I would say that white Americans feel more of a sense of kinship with their black countrymen than they do with the more recent immigrant groups from Asia and south of the border.
They share a commone history, after all, and have been in N America for roughly the same length of time. (Except Obama, who is hitching a rree ride on the experience and pain of tens of thousands of others, who were taken to America in chains in the holds of slave ships. He's not an "Afro-American".)
What a slapper.
THX1138
September 2nd, 2008 6:55pm Report this commentObama goes over 50% for the first time on the Gallup daily tracking.

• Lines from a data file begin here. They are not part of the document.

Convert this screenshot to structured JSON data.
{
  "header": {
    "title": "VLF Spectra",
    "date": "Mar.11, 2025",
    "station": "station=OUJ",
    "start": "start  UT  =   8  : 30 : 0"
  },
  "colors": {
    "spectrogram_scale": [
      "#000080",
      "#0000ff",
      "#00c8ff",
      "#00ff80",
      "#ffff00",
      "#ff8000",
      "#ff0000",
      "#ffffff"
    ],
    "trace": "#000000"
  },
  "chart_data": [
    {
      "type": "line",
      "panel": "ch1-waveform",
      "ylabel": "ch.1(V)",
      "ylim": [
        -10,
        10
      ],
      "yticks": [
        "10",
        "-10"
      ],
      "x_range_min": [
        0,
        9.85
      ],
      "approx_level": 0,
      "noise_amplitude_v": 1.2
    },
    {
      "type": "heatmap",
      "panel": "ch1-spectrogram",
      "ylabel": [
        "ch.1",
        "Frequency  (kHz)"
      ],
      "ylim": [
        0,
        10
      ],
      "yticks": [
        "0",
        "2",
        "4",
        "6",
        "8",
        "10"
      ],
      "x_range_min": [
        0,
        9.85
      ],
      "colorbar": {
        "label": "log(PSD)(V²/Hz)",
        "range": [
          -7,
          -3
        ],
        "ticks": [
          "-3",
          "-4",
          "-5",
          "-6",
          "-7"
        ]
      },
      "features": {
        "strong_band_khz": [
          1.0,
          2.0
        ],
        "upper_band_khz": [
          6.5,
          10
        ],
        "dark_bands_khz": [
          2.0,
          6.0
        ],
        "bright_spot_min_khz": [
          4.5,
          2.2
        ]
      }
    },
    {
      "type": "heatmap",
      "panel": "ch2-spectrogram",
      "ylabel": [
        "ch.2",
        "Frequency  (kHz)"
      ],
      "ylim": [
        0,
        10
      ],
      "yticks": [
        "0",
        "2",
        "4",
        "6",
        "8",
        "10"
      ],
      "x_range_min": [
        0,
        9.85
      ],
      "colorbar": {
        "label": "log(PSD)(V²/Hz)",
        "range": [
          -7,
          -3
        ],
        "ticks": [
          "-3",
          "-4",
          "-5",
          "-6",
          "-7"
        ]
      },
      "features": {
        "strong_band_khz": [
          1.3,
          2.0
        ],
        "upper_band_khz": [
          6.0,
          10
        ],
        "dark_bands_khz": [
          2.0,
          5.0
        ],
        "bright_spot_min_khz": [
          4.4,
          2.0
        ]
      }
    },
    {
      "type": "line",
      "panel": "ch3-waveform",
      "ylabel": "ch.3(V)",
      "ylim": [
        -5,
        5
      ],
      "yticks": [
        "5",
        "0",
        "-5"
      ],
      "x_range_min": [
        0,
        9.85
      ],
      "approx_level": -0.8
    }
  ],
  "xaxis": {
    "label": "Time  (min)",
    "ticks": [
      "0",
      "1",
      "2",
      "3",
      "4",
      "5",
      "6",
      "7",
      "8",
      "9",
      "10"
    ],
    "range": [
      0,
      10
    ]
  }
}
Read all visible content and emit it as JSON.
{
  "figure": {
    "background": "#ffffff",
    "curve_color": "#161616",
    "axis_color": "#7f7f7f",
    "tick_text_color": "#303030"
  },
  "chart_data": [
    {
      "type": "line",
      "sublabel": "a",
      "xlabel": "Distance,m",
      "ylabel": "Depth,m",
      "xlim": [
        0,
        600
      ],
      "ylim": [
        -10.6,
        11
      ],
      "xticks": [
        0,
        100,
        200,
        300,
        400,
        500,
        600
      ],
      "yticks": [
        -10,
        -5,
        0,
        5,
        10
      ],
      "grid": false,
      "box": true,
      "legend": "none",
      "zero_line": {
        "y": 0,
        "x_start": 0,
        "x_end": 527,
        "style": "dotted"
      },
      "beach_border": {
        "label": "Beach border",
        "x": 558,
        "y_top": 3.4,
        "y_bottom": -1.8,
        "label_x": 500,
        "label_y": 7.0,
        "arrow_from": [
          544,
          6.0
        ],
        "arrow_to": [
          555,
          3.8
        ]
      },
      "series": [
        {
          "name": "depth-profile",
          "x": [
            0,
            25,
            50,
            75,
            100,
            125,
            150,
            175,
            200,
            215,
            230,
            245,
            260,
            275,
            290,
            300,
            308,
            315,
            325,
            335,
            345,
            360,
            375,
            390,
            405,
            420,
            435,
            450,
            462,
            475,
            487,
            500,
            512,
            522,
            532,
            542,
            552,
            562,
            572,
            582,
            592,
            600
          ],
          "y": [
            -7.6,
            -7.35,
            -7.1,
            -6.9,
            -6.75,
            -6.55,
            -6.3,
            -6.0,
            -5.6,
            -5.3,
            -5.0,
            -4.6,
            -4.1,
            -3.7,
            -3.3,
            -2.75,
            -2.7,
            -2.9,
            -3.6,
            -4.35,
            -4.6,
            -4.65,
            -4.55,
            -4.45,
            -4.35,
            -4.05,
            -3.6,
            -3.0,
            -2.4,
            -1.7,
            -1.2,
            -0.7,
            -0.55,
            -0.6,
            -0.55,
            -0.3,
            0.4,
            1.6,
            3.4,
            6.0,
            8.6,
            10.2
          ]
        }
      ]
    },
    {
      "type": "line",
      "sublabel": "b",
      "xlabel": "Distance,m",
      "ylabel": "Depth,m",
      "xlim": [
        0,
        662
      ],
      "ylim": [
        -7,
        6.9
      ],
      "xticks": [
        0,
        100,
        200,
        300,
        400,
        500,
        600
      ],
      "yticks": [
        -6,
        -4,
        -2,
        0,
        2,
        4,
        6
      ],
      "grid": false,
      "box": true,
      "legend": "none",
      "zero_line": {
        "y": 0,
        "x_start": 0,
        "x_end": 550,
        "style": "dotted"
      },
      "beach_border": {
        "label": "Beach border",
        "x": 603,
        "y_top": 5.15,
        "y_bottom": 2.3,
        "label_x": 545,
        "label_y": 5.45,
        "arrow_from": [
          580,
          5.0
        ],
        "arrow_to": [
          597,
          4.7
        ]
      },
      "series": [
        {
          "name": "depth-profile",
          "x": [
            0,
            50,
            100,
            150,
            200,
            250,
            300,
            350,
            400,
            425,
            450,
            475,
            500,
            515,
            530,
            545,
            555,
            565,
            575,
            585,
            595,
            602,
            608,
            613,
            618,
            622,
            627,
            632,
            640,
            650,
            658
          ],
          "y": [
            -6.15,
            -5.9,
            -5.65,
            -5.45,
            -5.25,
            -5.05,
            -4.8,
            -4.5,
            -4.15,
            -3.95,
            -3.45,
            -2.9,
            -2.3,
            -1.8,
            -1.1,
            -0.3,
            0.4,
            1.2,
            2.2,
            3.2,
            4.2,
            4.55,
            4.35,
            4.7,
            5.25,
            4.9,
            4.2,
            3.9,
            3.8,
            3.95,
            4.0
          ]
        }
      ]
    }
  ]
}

http://www.gallup.com/poll/109960/Gallup-Daily-Obama-Hits-50-First-Time.aspx
Don't click the link if you're a squeamish McCain supporter.
Oscar
September 2nd, 2008 9:33pm Report this commentI think it's time to call in the shrinks to analyse why there's been quite such a feeding frenzy over SP. Some strange subterranean neuroses at play here for sure.
Keith Brody
September 3rd, 2008 9:38am Report this commentI think this is an optimistic view. Perhaps I'm being overly cynical but:
1. The downgrading of Gustav was good for the people of New Orleans but at best was a wash for McCain. While he might have shone as a leader in a crisis, letting the air out of the balloon before the party at best didn't hinder him and certainly didn't help.
2. McCain didn't dither about the convention? True. So what? I don't think anyone would take hedging bets in the wake of Katrina to be a demonstration of sound judgement and leadership. McCain did the right thing, but a big win? No way.
3. It'll take more than two cancelled speeches to rid McCain of Bush and Cheney!
4. Backlash against a tasteless media is rightly, and finally, the vogue so -- correct -- middle America will not be deluged by stories about Palin's pregnant teenage daughter. They will, however, think precisely the same things they would have had the deluge occurred. The story will do the Republicans no good whatsoever. Damage limitation, to those who can see the wood for the trees, will remain the order of the day.
5. Yes, interest in Palin has taken the spotlight off Obama. And one suspects he is delighted. Rather dodging attempts to knock him from his perch in his hour of triumph, just when the questions should be getting really tough, instead attention is focussed on what, until she proves otherwise, is a story that, on the whole, is a net negative for McCain. Obama has plenty of time left to flex his oratorical muscles and, doubtless, has no interest in peaking too early. For now, he'll be happy attention is focussed on what the public percieve is the weakest part of the Republican ticket.
Seems to me that if one can take an objective rather than rose-tinted Republican point of view, McCain's is a campaign in a heap of trouble right now.